Tuesday, August 7, 2012

Peller Icewine

It seems I'm getting more particular with icewine.  The last 3 bottles I opened, all bought during last January's icewine festival, didn't quite live up to my memories of them.  Since I'm pretty sure that 6 months isn't sufficient time for icewine to turn, I think my expectations, specifically about an icewine's complexity and structure, are increasing.  Since I was going to be at Peller Estates anyway for The Art of Wine & Food, and since I knew that its 2010 vintages were already winning awards, I tasted all 4 icewines in its current lineup to effectively reset my palate.
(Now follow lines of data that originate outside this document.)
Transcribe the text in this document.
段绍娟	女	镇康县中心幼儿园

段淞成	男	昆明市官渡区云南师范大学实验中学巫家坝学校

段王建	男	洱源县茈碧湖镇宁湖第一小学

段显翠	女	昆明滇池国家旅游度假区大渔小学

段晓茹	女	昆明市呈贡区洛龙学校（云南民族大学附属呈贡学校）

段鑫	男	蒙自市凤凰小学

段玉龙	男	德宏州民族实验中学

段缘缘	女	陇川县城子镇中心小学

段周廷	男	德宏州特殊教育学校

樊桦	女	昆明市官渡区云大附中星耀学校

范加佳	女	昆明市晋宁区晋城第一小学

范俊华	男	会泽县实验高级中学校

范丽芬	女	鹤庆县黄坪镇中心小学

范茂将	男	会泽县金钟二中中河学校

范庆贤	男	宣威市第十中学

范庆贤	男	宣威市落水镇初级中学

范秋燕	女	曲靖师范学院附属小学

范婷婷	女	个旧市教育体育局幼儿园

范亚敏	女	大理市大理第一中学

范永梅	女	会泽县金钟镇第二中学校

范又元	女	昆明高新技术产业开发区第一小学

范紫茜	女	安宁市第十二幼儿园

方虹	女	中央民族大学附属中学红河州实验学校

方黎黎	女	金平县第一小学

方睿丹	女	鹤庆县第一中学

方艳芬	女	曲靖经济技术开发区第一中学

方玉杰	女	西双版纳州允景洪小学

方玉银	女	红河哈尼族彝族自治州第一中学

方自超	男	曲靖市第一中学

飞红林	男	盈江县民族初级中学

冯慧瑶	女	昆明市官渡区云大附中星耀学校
Two of these really stood out compared to their respective competition, primarily because, despite their high sugar content, they still resembled the grapes from which they were made.  This is typical for vidal icewines, as their regular harvest counterparts predominantly feature sweet, fruity flavours which intensify as the sugar concentrates while the grapes freeze.  However, there are lots of yummy flavours in a riesling or in a cabernet franc that somehow get lost in icewine production.  Riesling grapes turn into some sort of lemon syrup and cab franc grapes become strawberry sundae topping, and the more distinguishing features of the grapes get lost.

Not true for Peller's 2007 Riesling Icewine, now my standard for the category and earning a preliminary rating of 92-94 using my new wine rating rubric. Don't just trust me though; it also won gold medals in 7 different countries, plus a few silvers elsewhere.  My first impression of the scent was, "It smells like riesling!"  Yes, it has lots of aromas and flavours - lemon, apricot, nectarine and maybe pear - but it's all held together by a background of petrol and minerality that riesling lovers expect.  I'm looking forward to sharing this one sooner rather than later, and will watch out for future vintages. 


Similarly, Peller's 2010 Cabernet Franc Icewine has also started winning awards, despite a relatively recent release date.  Still enthralled with the riesling I'd just tasted, my first words about this one were "It smells like cab franc, [pause to drink] and it tastes like cab franc too!"  So in addition to the usual strawberry and rhubarb characteristics, and even the less-common spiciness, an elegant aroma and flavour of leather adds a complexity that offsets the strawberry, making the whole concoction altogether less like syrup and more like wine.  Like its riesling counterpart, this wine also had a long lingering finish, and will likely also score a 92 or higher.